Светлана не сказала, что в холодильнике было и спиртное, полный набор в спецотсеке. Но все непочатое.
– Время, конечно, гнусное, – сказала Нелка после ухода гостьи. – Но ведь был еще почти светлый день.
– Плохая история, – покачал головой Юрай.
– Брось, брось! – закричала Нелка. – Это в тебе еще сидит и не вышло то, старое… Согласись, по закону вероятностей не может рядом с тобой снова начаться какое-нибудь новое безобразие. Не может! Иначе я буду думать, что ты как черная дыра… Втягиваешь в себя беду…
– Это мне ни к чему, – заметил Юрай.
На том и согласились. Проснувшись утром, Нелка посетовала:
– Я балда, надо было у девушки спросить, когда она собирается назад, в Москву… Проехалась бы с ней, как барыня, на машине. – Она выглянула в окно: машина стояла во дворе.
– Ну сходи, узнай, – предложил Юрай.
– Да нет уж! – вздохнула Нелка. – Богемная публика спит долго, разбужу раньше времени, рассержу, в аварию влезем… Не судьба мне быть барыней…
Они позавтракали, Нелка оставила деньги для Таси, поцеловала Юрая и исчезла за деревьями. День обещал быть хорошим, и Юрай наметил себе программу: чуть-чуть походить по двору. Он попросит Тасю, чтоб та, если сможет, задержалась и подстраховала его.
Тася, как всегда, явилась как штык. Ровно в девять. Она вылезла из своих детских одежек и облачилась в джинсовую юбку из хороших, клетчатую мужскую рубаху, завернутую в рукавах, китайские кеды. На голове лежал пластмассовый ободочек, который как бы делал ее ниже и плоше. Юрай возьми и скажи:
– Вам, Тася, пошла бы высокая прическа, вы себя недооцениваете…
Он почувствовал, что женщина как бы закаменела, а потом повернула свое простоватое лицо и сказала:
– У меня на голове три волосины.

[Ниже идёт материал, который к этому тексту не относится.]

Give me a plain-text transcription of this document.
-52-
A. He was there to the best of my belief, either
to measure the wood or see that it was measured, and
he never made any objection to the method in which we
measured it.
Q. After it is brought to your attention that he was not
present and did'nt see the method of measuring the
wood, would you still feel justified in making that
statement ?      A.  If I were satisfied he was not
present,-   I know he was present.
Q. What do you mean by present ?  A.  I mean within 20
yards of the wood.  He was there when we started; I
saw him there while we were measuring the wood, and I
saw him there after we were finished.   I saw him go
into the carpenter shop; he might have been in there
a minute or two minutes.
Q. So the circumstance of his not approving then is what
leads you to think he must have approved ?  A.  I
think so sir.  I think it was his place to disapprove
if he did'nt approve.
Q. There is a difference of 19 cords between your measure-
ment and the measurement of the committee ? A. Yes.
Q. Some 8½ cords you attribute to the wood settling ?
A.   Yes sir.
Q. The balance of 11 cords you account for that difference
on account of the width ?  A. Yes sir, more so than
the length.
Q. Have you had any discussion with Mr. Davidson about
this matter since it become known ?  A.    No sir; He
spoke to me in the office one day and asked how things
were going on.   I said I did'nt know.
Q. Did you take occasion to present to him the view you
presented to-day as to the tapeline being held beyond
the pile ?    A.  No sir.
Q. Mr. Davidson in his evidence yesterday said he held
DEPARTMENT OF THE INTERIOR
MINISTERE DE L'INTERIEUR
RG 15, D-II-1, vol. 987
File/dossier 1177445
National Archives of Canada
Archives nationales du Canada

Их ни в какую прическу не соберешь…
– А вы их как-нибудь возбудите, – уныло продолжал глупый разговор Юрай. Действительно, три волосины, да еще и не очень чистые, прямые пряди безнадежно обвисли, отрицая всем своим видом возможность кудрявиться и как-то там подыматься вверх… «Голову надо чаще мыть», – подумал Юрай, испытывая это проклятущее состояние: сам полез, куда тебя не звали, и теперь винишь того, к кому полез… Короче, Юрай решил, что ни о чем просить Тасю не будет. Не та ситуация. Она же сделала свои дела, аккуратно взяла деньги из-под сахарницы и ушла, оставив Юрая с чувством неловкости и собственной дури. Именно поэтому он крикнул ей вслед:
– Звонила мама, передает вам привет!
Тася остановилась возле режиссеровой дачи, повернулась, кивнула головой и побежала дальше, а он отметил, что машина как стояла, так и стоит, а значит, Светлана все еще спит, но теперь, после его крика, проснется, надо будет попросить у нее «пардону» за шум в неурочное время.
Вот чтоб ее не прозевать и повиниться, он и сделал три шага вниз с крылечка. Сошел на землю. Сам…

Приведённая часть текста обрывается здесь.